Situato a 240 miglia a nord-ovest di Kabul, nell’attuale Afghanistan, Bāmiyān era un punto di intersezione sulle principali arterie stradali dell’antichità. Riferimenti a Bāmiyān come centro religioso si possono trovare negli scritti del pellegrino cinese in India Xuanzang (ca. 600-664 dC). Il sito alla fine cadde in disuso dopo il suo annientamento da parte di Gengis Khan nel 1222, un atto di vendetta per la morte di suo figlio durante l’assedio della cittadella Shahr-i-Zohak, che si trova in alto sopra la valle di Bāmiyān. Nel diciottesimo secolo, le immagini buddiste del sito furono usate per le esercitazioni di artiglieria dall’imperatore Mogul Aurangzeb, e nel diciannovesimo secolo Bāmiyān fu esplorato dagli archeologi britannici. La ricerca più ampia fatta a Bāmiyān è stata sotto gli auspici dei francesi.

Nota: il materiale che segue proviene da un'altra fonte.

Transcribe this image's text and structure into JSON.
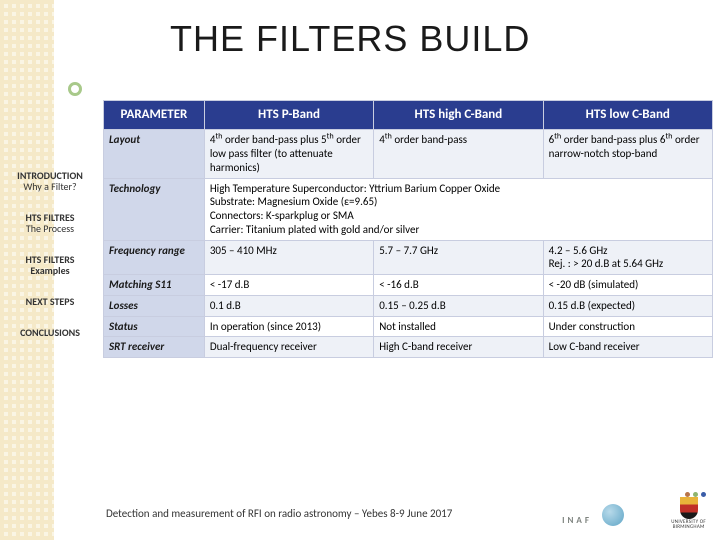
{
  "title": "THE FILTERS BUILD",
  "nav": [
    {
      "h": "INTRODUCTION",
      "s": "Why a Filter?"
    },
    {
      "h": "HTS FILTRES",
      "s": "The Process"
    },
    {
      "h": "HTS FILTERS",
      "s": "Examples",
      "active": true
    },
    {
      "h": "NEXT STEPS",
      "s": ""
    },
    {
      "h": "CONCLUSIONS",
      "s": ""
    }
  ],
  "table": {
    "headers": [
      "PARAMETER",
      "HTS P-Band",
      "HTS high C-Band",
      "HTS low C-Band"
    ],
    "rows": [
      {
        "label": "Layout",
        "cells": [
          "4<span class='sup'>th</span> order band-pass plus 5<span class='sup'>th</span> order low pass filter (to attenuate harmonics)",
          "4<span class='sup'>th</span> order band-pass",
          "6<span class='sup'>th</span> order band-pass plus 6<span class='sup'>th</span> order narrow-notch stop-band"
        ]
      },
      {
        "label": "Technology",
        "span": true,
        "cells": [
          "High Temperature Superconductor: Yttrium Barium Copper Oxide<br>Substrate: Magnesium Oxide (ε=9.65)<br>Connectors: K-sparkplug or SMA<br>Carrier: Titanium plated with gold and/or silver"
        ]
      },
      {
        "label": "Frequency range",
        "cells": [
          "305 – 410 MHz",
          "5.7 – 7.7 GHz",
          "4.2 – 5.6 GHz<br>Rej. : &gt; 20 d.B at 5.64 GHz"
        ]
      },
      {
        "label": "Matching S11",
        "cells": [
          "&lt; -17 d.B",
          "&lt; -16 d.B",
          "&lt; -20 dB (simulated)"
        ]
      },
      {
        "label": "Losses",
        "cells": [
          "0.1 d.B",
          "0.15 – 0.25 d.B",
          "0.15 d.B (expected)"
        ]
      },
      {
        "label": "Status",
        "cells": [
          "In operation (since 2013)",
          "Not installed",
          "Under construction"
        ]
      },
      {
        "label": "SRT receiver",
        "cells": [
          "Dual-frequency receiver",
          "High C-band receiver",
          "Low C-band receiver"
        ]
      }
    ]
  },
  "footer": "Detection and measurement of RFI on radio astronomy – Yebes 8-9 June 2017",
  "logos": {
    "inaf": "INAF",
    "uob_l1": "UNIVERSITY OF",
    "uob_l2": "BIRMINGHAM"
  },
  "colors": {
    "header_bg": "#2a3d8f",
    "param_bg": "#d0d7ea",
    "row_odd": "#eef1f7",
    "dot1": "#b8754a",
    "dot2": "#8fb46e",
    "dot3": "#3a5da8"
  }
}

La stazione commerciale di Bāmiyān si trova in una valle lussureggiante sotto le montagne dell’Hindu Kush, con una montagna scoscesa alle sue spalle e una scarpata adatta per scolpire la sua faccia. Questa scarpata finì per essere ricoperta da innumerevoli grotte scavate nella roccia viva, comprendenti sale di riunione buddiste, grotte di meditazione e nicchie di icone. Tutti hanno detto che coprono almeno un miglio. Fino al 2001, all’interno di nicchie scolpite si trovava una monumentale immagine del buddha di cinquantatre metri all’estremità occidentale e un buddha più piccolo di trentacinque metri all’estremità orientale. Originariamente ricoperte di pigmenti brillanti e oro, queste figure di buddha hanno lasciato un’impressione duratura su Xuanzang, così come sul geografo arabo del XIII secolo Yakut. Entrambi hanno sottolineato le grandi immagini di Buddha di Bāmiyān come senza paragoni in altre parti del mondo.

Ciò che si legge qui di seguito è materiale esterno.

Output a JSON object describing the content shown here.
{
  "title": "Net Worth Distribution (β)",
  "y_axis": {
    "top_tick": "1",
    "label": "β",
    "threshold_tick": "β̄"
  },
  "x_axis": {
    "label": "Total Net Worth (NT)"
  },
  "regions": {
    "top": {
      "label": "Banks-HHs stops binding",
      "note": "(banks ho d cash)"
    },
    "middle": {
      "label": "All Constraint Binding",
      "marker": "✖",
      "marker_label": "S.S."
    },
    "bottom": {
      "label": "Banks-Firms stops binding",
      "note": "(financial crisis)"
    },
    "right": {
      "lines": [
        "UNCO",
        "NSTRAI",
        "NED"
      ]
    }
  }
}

Si discute sull’identità iconografica delle due immagini. Generalmente si sostiene che la figura più piccola del Buddha rappresentasse il Buddha storico, Śākyamuni, in gran parte perché è così che si fa riferimento all’immagine nella maggior parte delle cronache dei tempi. Si pensa che il buddha più grande abbia rappresentato il buddha universale Vairocana. Resoconti scritti di questa statua che indossa una corona supportano questa possibile identificazione iconografica. Questa statua, come la sua controparte più piccola, mostrava il modello di drappeggio che aveva origine a Gandhāra. Costruite non oltre il VI secolo d.C., entrambe le immagini furono prima scavate nella roccia viva, poi completate con una tecnica additiva che impiegava tasselli di legno per attaccare pezzi aggiuntivi, ricoperte da argilla e stucco, e infine dipinte. Anche l’interno delle nicchie dell’immagine era ricoperto da raffigurazioni dipinte che riflettevano le credenze sincretiche dei sovrani di Bāmiyān dell’epoca. Entrambe le statue erano prive dei loro volti già nel XVIII secolo, con almeno uno studioso che sosteneva che i volti erano un tempo coperti da lastre di metallo, che erano facilmente rimosse.

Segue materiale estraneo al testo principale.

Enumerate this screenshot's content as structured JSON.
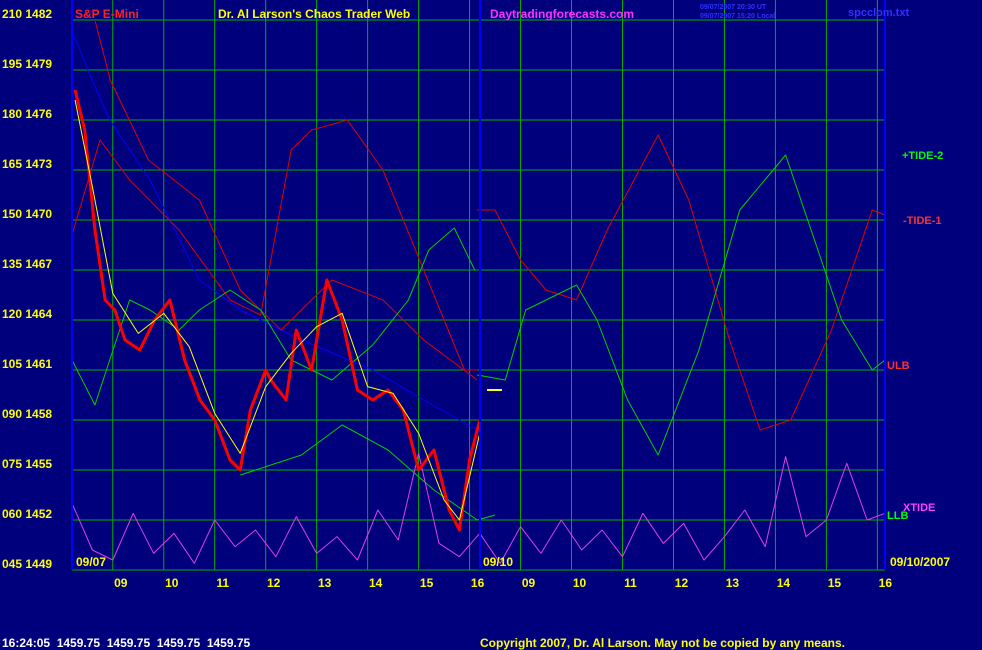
{
  "chart_data": {
    "type": "line",
    "title": "Dr. Al Larson's Chaos Trader Web",
    "instrument": "S&P E-Mini",
    "site": "Daytradingforecasts.com",
    "timestamps": [
      "09/07/2007 20:30 UT",
      "09/07/2007 15:20 Local"
    ],
    "file": "spcclom.txt",
    "date_start": "09/07",
    "date_mid": "09/10",
    "date_end": "09/10/2007",
    "status": "16:24:05  1459.75  1459.75  1459.75  1459.75",
    "copyright": "Copyright 2007, Dr. Al Larson. May not be copied by any means.",
    "xlim": [
      8.2,
      24.15
    ],
    "xticks": [
      {
        "value": 9,
        "label": "09"
      },
      10,
      11,
      12,
      13,
      14,
      15,
      16,
      {
        "value": 17,
        "label": "09"
      },
      {
        "value": 18,
        "label": "10"
      },
      {
        "value": 19,
        "label": "11"
      },
      {
        "value": 20,
        "label": "12"
      },
      {
        "value": 21,
        "label": "13"
      },
      {
        "value": 22,
        "label": "14"
      },
      {
        "value": 23,
        "label": "15"
      },
      {
        "value": 24,
        "label": "16"
      }
    ],
    "ylim": [
      45,
      216
    ],
    "yticks": [
      {
        "value": 210,
        "label": "210 1482"
      },
      {
        "value": 195,
        "label": "195 1479"
      },
      {
        "value": 180,
        "label": "180 1476"
      },
      {
        "value": 165,
        "label": "165 1473"
      },
      {
        "value": 150,
        "label": "150 1470"
      },
      {
        "value": 135,
        "label": "135 1467"
      },
      {
        "value": 120,
        "label": "120 1464"
      },
      {
        "value": 105,
        "label": "105 1461"
      },
      {
        "value": 90,
        "label": "090 1458"
      },
      {
        "value": 75,
        "label": "075 1455"
      },
      {
        "value": 60,
        "label": "060 1452"
      },
      {
        "value": 45,
        "label": "045 1449"
      }
    ],
    "grid": true,
    "grid_color": "#00b000",
    "series": [
      {
        "color": "#0000ff",
        "x": [
          8.2,
          8.55,
          8.94,
          9.73,
          10.7,
          11.5,
          12.7,
          14.1,
          15.1,
          16.15
        ],
        "values": [
          207,
          193.5,
          180,
          162,
          132,
          123,
          114,
          105,
          96,
          87
        ]
      },
      {
        "name": "ULB",
        "color": "#e00000",
        "x": [
          8.65,
          8.95,
          9.7,
          10.7,
          11.5,
          12.3,
          13.3,
          14.3,
          15.1,
          16.15
        ],
        "values": [
          210,
          192,
          168,
          156,
          129,
          117,
          132,
          126,
          114,
          102
        ]
      },
      {
        "name": "-TIDE-1",
        "color": "#e00000",
        "x": [
          8.2,
          8.75,
          9.33,
          10.3,
          11.3,
          11.9,
          12.5,
          12.9,
          13.6,
          14.3,
          15.1,
          15.9,
          16.15,
          null,
          16.15,
          16.5,
          17.0,
          17.5,
          18.1,
          18.7,
          19.7,
          20.3,
          21.1,
          21.7,
          22.3,
          23.1,
          23.9,
          24.15
        ],
        "values": [
          145.5,
          174,
          162,
          147,
          126,
          121.5,
          171,
          177,
          180,
          165,
          135,
          105,
          105,
          null,
          153,
          153,
          138,
          129,
          126,
          147,
          175.5,
          156,
          114,
          87,
          90,
          117,
          153,
          151.5
        ]
      },
      {
        "name": "+TIDE-2",
        "color": "#00d000",
        "x": [
          8.2,
          8.65,
          8.94,
          9.33,
          9.73,
          10.3,
          10.7,
          11.3,
          11.9,
          12.5,
          13.3,
          14.1,
          14.8,
          15.2,
          15.7,
          16.1,
          null,
          16.15,
          16.7,
          17.1,
          17.5,
          18.1,
          18.5,
          19.1,
          19.7,
          20.5,
          21.3,
          22.2,
          22.7,
          23.3,
          23.9,
          24.15
        ],
        "values": [
          108,
          94.5,
          108,
          126,
          123,
          117,
          123,
          129,
          123,
          108,
          102,
          112.5,
          126,
          141,
          147.6,
          135,
          null,
          103.5,
          102,
          123,
          126,
          130.5,
          120,
          96,
          79.5,
          111,
          153,
          169.5,
          147,
          120,
          105,
          108
        ]
      },
      {
        "name": "LLB",
        "color": "#00d000",
        "x": [
          11.5,
          12.7,
          13.5,
          14.4,
          15.3,
          16.15,
          16.5
        ],
        "values": [
          73.5,
          79.5,
          88.5,
          81,
          69,
          60,
          61.5
        ]
      },
      {
        "name": "XTIDE",
        "color": "#e040e0",
        "x": [
          8.2,
          8.6,
          9.0,
          9.4,
          9.8,
          10.2,
          10.6,
          11.0,
          11.4,
          11.8,
          12.2,
          12.6,
          13.0,
          13.4,
          13.8,
          14.2,
          14.6,
          15.0,
          15.4,
          15.8,
          16.2,
          16.6,
          17.0,
          17.4,
          17.8,
          18.2,
          18.6,
          19.0,
          19.4,
          19.8,
          20.2,
          20.6,
          21.0,
          21.4,
          21.8,
          22.2,
          22.6,
          23.0,
          23.4,
          23.8,
          24.15
        ],
        "values": [
          65,
          51,
          48,
          62,
          50,
          56,
          47,
          60,
          52,
          57,
          49,
          61,
          50,
          55,
          48,
          63,
          54,
          80,
          53,
          49,
          56,
          47,
          58,
          50,
          60,
          51,
          57,
          49,
          62,
          53,
          59,
          48,
          55,
          63,
          52,
          79,
          55,
          60,
          77,
          60,
          62
        ]
      },
      {
        "color": "#ff0000",
        "width": 3,
        "x": [
          8.26,
          8.45,
          8.65,
          8.85,
          9.04,
          9.24,
          9.53,
          9.82,
          10.12,
          10.41,
          10.71,
          11.0,
          11.3,
          11.5,
          11.7,
          12.0,
          12.1,
          12.4,
          12.6,
          12.9,
          13.2,
          13.5,
          13.8,
          14.1,
          14.4,
          14.7,
          15.0,
          15.3,
          15.6,
          15.8,
          16.0,
          16.2
        ],
        "values": [
          189,
          177,
          147,
          126,
          123,
          114,
          111,
          120,
          126,
          108,
          96,
          90,
          78,
          75,
          93,
          105,
          102,
          96,
          117,
          105,
          132,
          120,
          99,
          96,
          99,
          93,
          75,
          81,
          63,
          57,
          78,
          90
        ]
      },
      {
        "color": "#ffff00",
        "x": [
          8.26,
          8.6,
          9.0,
          9.5,
          10.0,
          10.5,
          11.0,
          11.5,
          12.0,
          12.5,
          13.0,
          13.5,
          14.0,
          14.5,
          15.0,
          15.5,
          15.8,
          16.2
        ],
        "values": [
          186,
          160,
          128,
          116,
          122,
          112,
          92,
          80,
          100,
          110,
          118,
          122,
          100,
          98,
          86,
          66,
          60,
          86
        ]
      }
    ]
  }
}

I colossali Buddha di Bāmiyān sono sopravvissuti alle vicissitudini dei vari cambiamenti politici nella regione fino al marzo 2001. Dopo aver emesso un editto contro le immagini e l’idolatria, il regime fondamentalista islamico talebano in carica in Afghanistan, dopo aver respinto i tentativi delle organizzazioni internazionali di acquistare o preservare le statue – ha provveduto a distruggerli. Furono necessari due giorni di sbarramenti di artiglieria per distruggere con successo ciò che Aurangzeb si era lasciato alle spalle. Le nicchie che proteggevano le immagini del Buddha rimangono ancora, i loro contorni per sempre un’eco di quelle che una volta erano le immagini del Buddha più impressionanti di tutta l’Asia.